# Miscellaneous > General Database Discussions >  Query result set of stored procedure

## maartens

I would like to make a selection of records returned by a stored procedure.

E.g. 

  SELECT Name FROM EXEC somestoredprocedure @age = 25

This is wrong, but is there a way to do this?

Maarten

----------


## rmiao

What's somestoredprocedure? UDF?

----------


## maartens

For instance a procedure returning _name_ and _address_ for persons with a certain age

----------


## rmiao

You can't use stored procedure in select statement.

----------


## mikr0s

SELECT tmp.*
FROM OPENROWSET('SQLOLEDB', 'my_sqlserver_name';'my_sqluser_login';'my_sqlpass  word',
	'EXEC mydatabase.dbo.mystoredprodedure') AS tmp

--HTH--

----------


## maartens

Thanks mikr0s, that works. Seems a bit strange though that you have to use OLEDB instead of calling the procedure directly.

----------


## mikr0s

it can also be done without the OPENROWSET (but still OLEDB is used)

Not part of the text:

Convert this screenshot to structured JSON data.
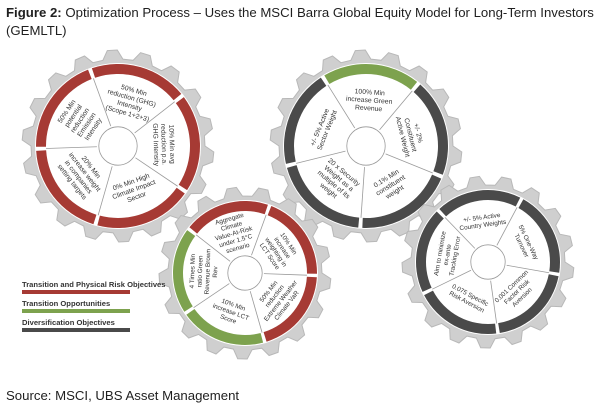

--configure server for data access
EXEC sp_serveroption @@servername, 'data access', true
--get results of a sp like selecting from a table
select * from openquery(my_servername, 'exec master.dbo.mytesting') a

--where my_servername is the name of the sql server, returned by @@servername (not a configured linked server)

--HTH--

----------


## ahains

Typically the best approach is to place the output into a table/temp table/table valued variable:

create proc testproc1
as begin
	select 1
	union all
	select 2
end
go

declare @procresults table (i int);
insert @procresults exec testproc1;
select * from @procresults;
go

----------